Мое тело было таким отроческим, что, когда я поднимала руки кверху, груди исчезали, как, впрочем, и теперь. Я была гибкая и юркая, как ящерица или ласка. Как мне завидовала моя двоюродная сестра Елена, когда я лежала на песке! У нее тело было белое-белое, пышное и округлое, ленивое и тяжелое — тело восточной султанши. (Теперь, когда прошло столько лет, от родов и любви оно, наверное, отяжелело еще больше.) У меня же тело стройное и смуглое. У нее волосы светло-русые, шелковистые. У меня — черные и густые, словно бы выточенные из эбенового дерева; она выглядела старше своих лет; я — моложе. Леночка — вся материя; Пенелопочка — дух.

В ту пору я с нею не очень-то считалась. Не представляла себе, что эта гусыня, «дочь Лебедя», в один прекрасный день прославится на всю Элладу и на весь мир своими бесстыдными проделками и что столько царей и героев ринутся на край света убивать друг друга из-за нее. Ее называли прекраснейшей женщиной всех веков и времен. Ее превратили в символ и идею. Честь Эллады! Везучая женщина! А вот если бы меня кто-нибудь похитил, то из-за меня наверняка разгорелась бы еще более жестокая война между двумя мирами: Востоком и Западом. И я сделалась бы еще более великим символом, идеей и честью. Только мне такая честь не нужна. Я сделаюсь апофеозом женской мудрости и верности.

Иногда я думаю: вдруг Парис завернул бы сперва на Итаку, прежде чем застрять в Спарте. Тогда наверняка он похитил бы меня, а не Елену. Для сына Приама не составило труда выбрать прекраснейшую среди трех богинь и дать ей золотое яблоко. Еще менее затруднительным для него было бы выбрать красивейшую из нас двоих, то есть Меня!

Но все это я говорю просто так. Не нужна мне такая честь. Я могу поступать дурно, но не делаю этого. Она же не может, а поступает. Слабая воля и слабый ум. Потому и отчаянная. Пусть мир рушится, ей на все наплевать. Вот он и разрушился.

Мой муж тоже страдает из-за нее!

Сегодня я не выдержала. Опять возле моей двери спозаранку плакали Эвриклея и Телемах. «Почему не открываешь? Почему не ешь? Ведь умрешь так! О нас, ладно, не думай. Но о народе? Неужели оставишь его сиротой?» — причитала кормилица.

Я отворила дверь. И весь свет мира обрушился на меня, будто скала. Глаза ничего не различали. Я только слышала, как плачет от радости Эвриклея. А у Телемаха с перепугу отнялся язык. Я протерла глаза и встряхнула головой, чтобы прогнать мрачные тени, скрывающиеся у меня в волосах. И глубоко дышала, будто хотела вобрать в себя свет, краски и беспредельность.

Я взяла поднос с молоком, сливочным маслом и клубникой. Довольно траура и вдовства. У меня есть обязанности перед родиной! Надо управлять крепкой рукой, чтобы по возвращении он нашел свое царство процветающим…

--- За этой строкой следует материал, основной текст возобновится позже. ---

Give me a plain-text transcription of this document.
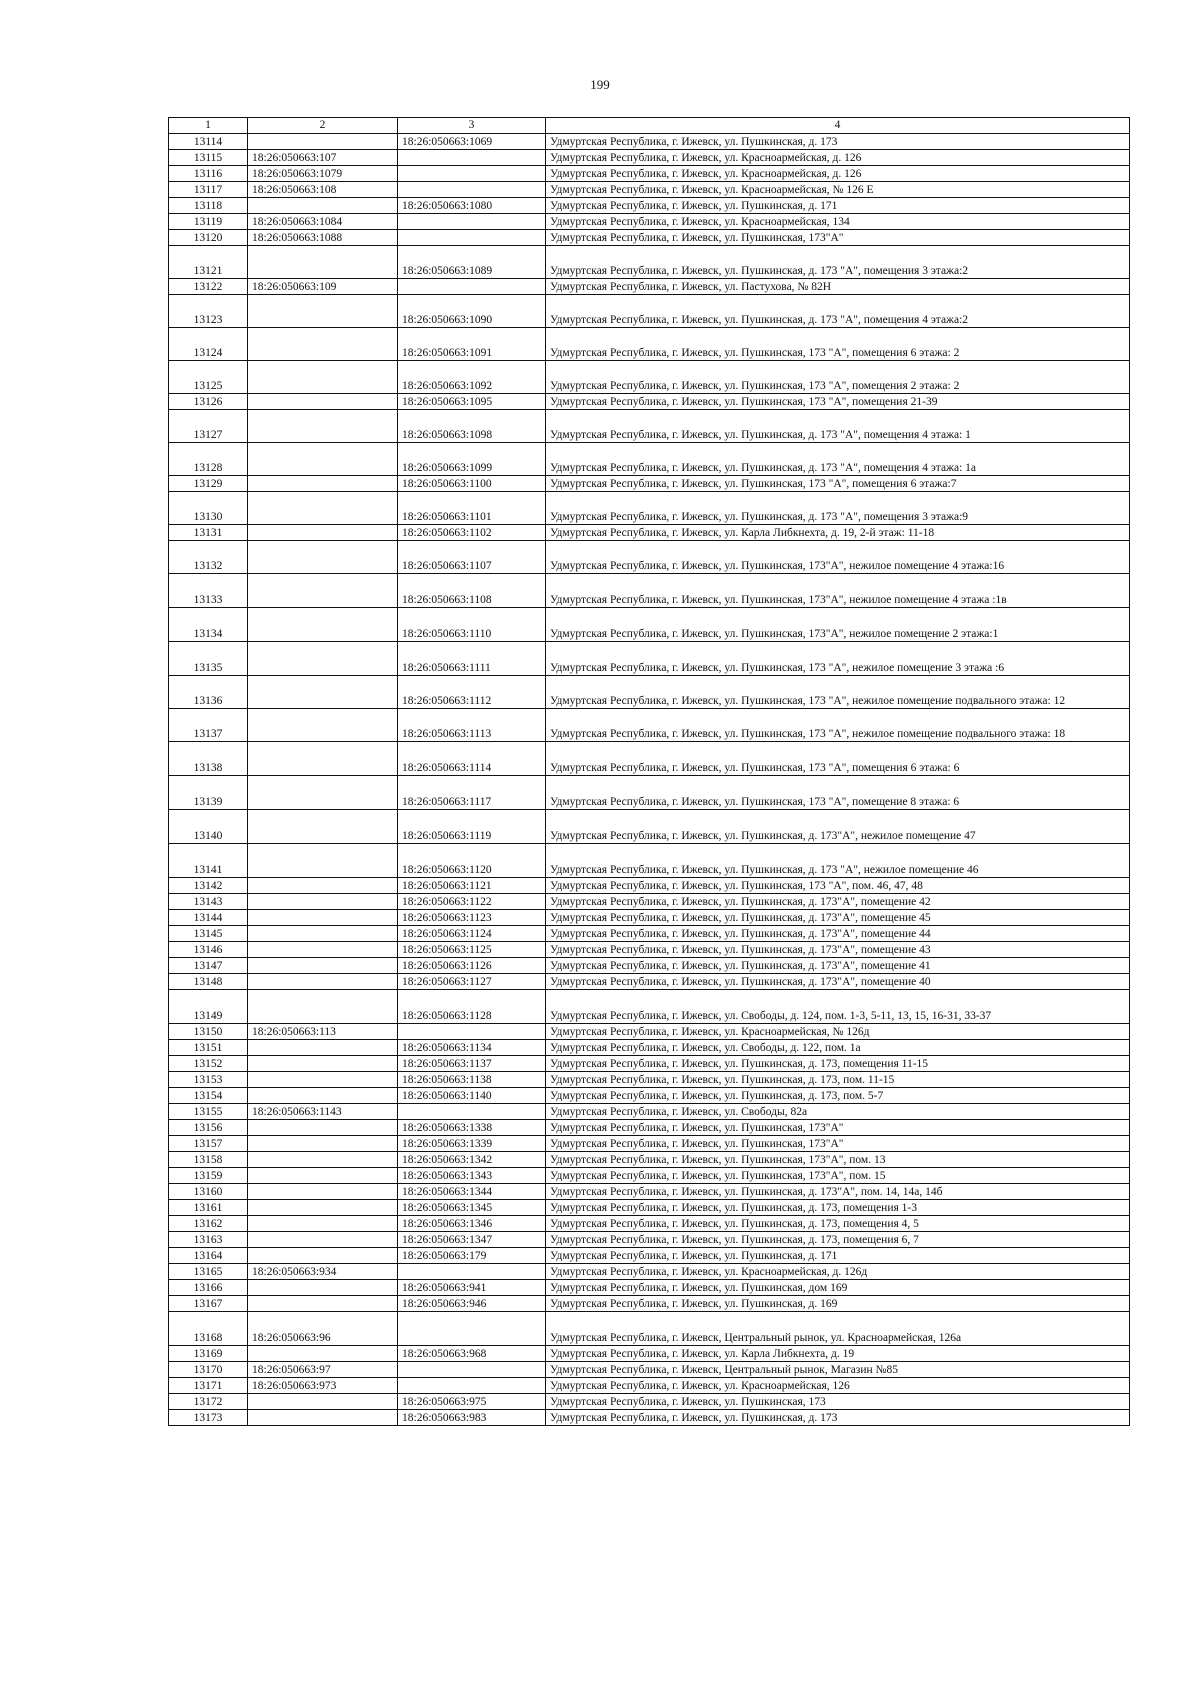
199
1	2	3	4
13114		18:26:050663:1069	Удмуртская Республика, г. Ижевск, ул. Пушкинская, д. 173
13115	18:26:050663:107		Удмуртская Республика, г. Ижевск, ул. Красноармейская, д. 126
13116	18:26:050663:1079		Удмуртская Республика, г. Ижевск, ул. Красноармейская, д. 126
13117	18:26:050663:108		Удмуртская Республика, г. Ижевск, ул. Красноармейская, № 126 Е
13118		18:26:050663:1080	Удмуртская Республика, г. Ижевск, ул. Пушкинская, д. 171
13119	18:26:050663:1084		Удмуртская Республика, г. Ижевск, ул. Красноармейская, 134
13120	18:26:050663:1088		Удмуртская Республика, г. Ижевск, ул. Пушкинская, 173"А"
13121		18:26:050663:1089	Удмуртская Республика, г. Ижевск, ул. Пушкинская, д. 173 "А", помещения 3 этажа:2
13122	18:26:050663:109		Удмуртская Республика, г. Ижевск, ул. Пастухова, № 82Н
13123		18:26:050663:1090	Удмуртская Республика, г. Ижевск, ул. Пушкинская, д. 173 "А", помещения 4 этажа:2
13124		18:26:050663:1091	Удмуртская Республика, г. Ижевск, ул. Пушкинская, 173 "А", помещения 6 этажа: 2
13125		18:26:050663:1092	Удмуртская Республика, г. Ижевск, ул. Пушкинская, 173 "А", помещения 2 этажа: 2
13126		18:26:050663:1095	Удмуртская Республика, г. Ижевск, ул. Пушкинская, 173 "А", помещения 21-39
13127		18:26:050663:1098	Удмуртская Республика, г. Ижевск, ул. Пушкинская, д. 173 "А", помещения 4 этажа: 1
13128		18:26:050663:1099	Удмуртская Республика, г. Ижевск, ул. Пушкинская, д. 173 "А", помещения 4 этажа: 1а
13129		18:26:050663:1100	Удмуртская Республика, г. Ижевск, ул. Пушкинская, 173 "А", помещения 6 этажа:7
13130		18:26:050663:1101	Удмуртская Республика, г. Ижевск, ул. Пушкинская, д. 173 "А", помещения 3 этажа:9
13131		18:26:050663:1102	Удмуртская Республика, г. Ижевск, ул. Карла Либкнехта, д. 19, 2-й этаж: 11-18
13132		18:26:050663:1107	Удмуртская Республика, г. Ижевск, ул. Пушкинская, 173"А", нежилое помещение 4 этажа:16
13133		18:26:050663:1108	Удмуртская Республика, г. Ижевск, ул. Пушкинская, 173"А", нежилое помещение 4 этажа :1в
13134		18:26:050663:1110	Удмуртская Республика, г. Ижевск, ул. Пушкинская, 173"А", нежилое помещение 2 этажа:1
13135		18:26:050663:1111	Удмуртская Республика, г. Ижевск, ул. Пушкинская, 173 "А", нежилое помещение 3 этажа :6
13136		18:26:050663:1112	Удмуртская Республика, г. Ижевск, ул. Пушкинская, 173 "А", нежилое помещение подвального этажа: 12
13137		18:26:050663:1113	Удмуртская Республика, г. Ижевск, ул. Пушкинская, 173 "А", нежилое помещение подвального этажа: 18
13138		18:26:050663:1114	Удмуртская Республика, г. Ижевск, ул. Пушкинская, 173 "А", помещения 6 этажа: 6
13139		18:26:050663:1117	Удмуртская Республика, г. Ижевск, ул. Пушкинская, 173 "А", помещение 8 этажа: 6
13140		18:26:050663:1119	Удмуртская Республика, г. Ижевск, ул. Пушкинская, д. 173"А", нежилое помещение 47
13141		18:26:050663:1120	Удмуртская Республика, г. Ижевск, ул. Пушкинская, д. 173 "А", нежилое помещение 46
13142		18:26:050663:1121	Удмуртская Республика, г. Ижевск, ул. Пушкинская, 173 "А", пом. 46, 47, 48
13143		18:26:050663:1122	Удмуртская Республика, г. Ижевск, ул. Пушкинская, д. 173"А", помещение 42
13144		18:26:050663:1123	Удмуртская Республика, г. Ижевск, ул. Пушкинская, д. 173"А", помещение 45
13145		18:26:050663:1124	Удмуртская Республика, г. Ижевск, ул. Пушкинская, д. 173"А", помещение 44
13146		18:26:050663:1125	Удмуртская Республика, г. Ижевск, ул. Пушкинская, д. 173"А", помещение 43
13147		18:26:050663:1126	Удмуртская Республика, г. Ижевск, ул. Пушкинская, д. 173"А", помещение 41
13148		18:26:050663:1127	Удмуртская Республика, г. Ижевск, ул. Пушкинская, д. 173"А", помещение 40
13149		18:26:050663:1128	Удмуртская Республика, г. Ижевск, ул. Свободы, д. 124, пом. 1-3, 5-11, 13, 15, 16-31, 33-37
13150	18:26:050663:113		Удмуртская Республика, г. Ижевск, ул. Красноармейская, № 126д
13151		18:26:050663:1134	Удмуртская Республика, г. Ижевск, ул. Свободы, д. 122, пом. 1а
13152		18:26:050663:1137	Удмуртская Республика, г. Ижевск, ул. Пушкинская, д. 173, помещения 11-15
13153		18:26:050663:1138	Удмуртская Республика, г. Ижевск, ул. Пушкинская, д. 173, пом. 11-15
13154		18:26:050663:1140	Удмуртская Республика, г. Ижевск, ул. Пушкинская, д. 173, пом. 5-7
13155	18:26:050663:1143		Удмуртская Республика, г. Ижевск, ул. Свободы, 82а
13156		18:26:050663:1338	Удмуртская Республика, г. Ижевск, ул. Пушкинская, 173"А"
13157		18:26:050663:1339	Удмуртская Республика, г. Ижевск, ул. Пушкинская, 173"А"
13158		18:26:050663:1342	Удмуртская Республика, г. Ижевск, ул. Пушкинская, 173"А", пом. 13
13159		18:26:050663:1343	Удмуртская Республика, г. Ижевск, ул. Пушкинская, 173"А", пом. 15
13160		18:26:050663:1344	Удмуртская Республика, г. Ижевск, ул. Пушкинская, д. 173"А", пом. 14, 14а, 14б
13161		18:26:050663:1345	Удмуртская Республика, г. Ижевск, ул. Пушкинская, д. 173, помещения 1-3
13162		18:26:050663:1346	Удмуртская Республика, г. Ижевск, ул. Пушкинская, д. 173, помещения 4, 5
13163		18:26:050663:1347	Удмуртская Республика, г. Ижевск, ул. Пушкинская, д. 173, помещения 6, 7
13164		18:26:050663:179	Удмуртская Республика, г. Ижевск, ул. Пушкинская, д. 171
13165	18:26:050663:934		Удмуртская Республика, г. Ижевск, ул. Красноармейская, д. 126д
13166		18:26:050663:941	Удмуртская Республика, г. Ижевск, ул. Пушкинская, дом 169
13167		18:26:050663:946	Удмуртская Республика, г. Ижевск, ул. Пушкинская, д. 169
13168	18:26:050663:96		Удмуртская Республика, г. Ижевск, Центральный рынок, ул. Красноармейская, 126а
13169		18:26:050663:968	Удмуртская Республика, г. Ижевск, ул. Карла Либкнехта, д. 19
13170	18:26:050663:97		Удмуртская Республика, г. Ижевск, Центральный рынок, Магазин №85
13171	18:26:050663:973		Удмуртская Республика, г. Ижевск, ул. Красноармейская, 126
13172		18:26:050663:975	Удмуртская Республика, г. Ижевск, ул. Пушкинская, 173
13173		18:26:050663:983	Удмуртская Республика, г. Ижевск, ул. Пушкинская, д. 173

Эта забота заставила меня запереться на три дня. Думы терзали меня, даже голова разболелась. И еще угнетал какой-то страх. Не сожаление!.. Более всего гнев. Я не хотела говорить об этом. Из гордости. Но не могу вытерпеть. На меня он не взглянул, ничего мне не сказал, не поцеловал меня в день своего отъезда. Перед тем как подняться на палубу корабля, обернулся и шепнул: «Позаботься о Мирто!» Он не думал ни о жене, ни о сыне, ни об отце, ни о царстве. Только о презренной рабыне…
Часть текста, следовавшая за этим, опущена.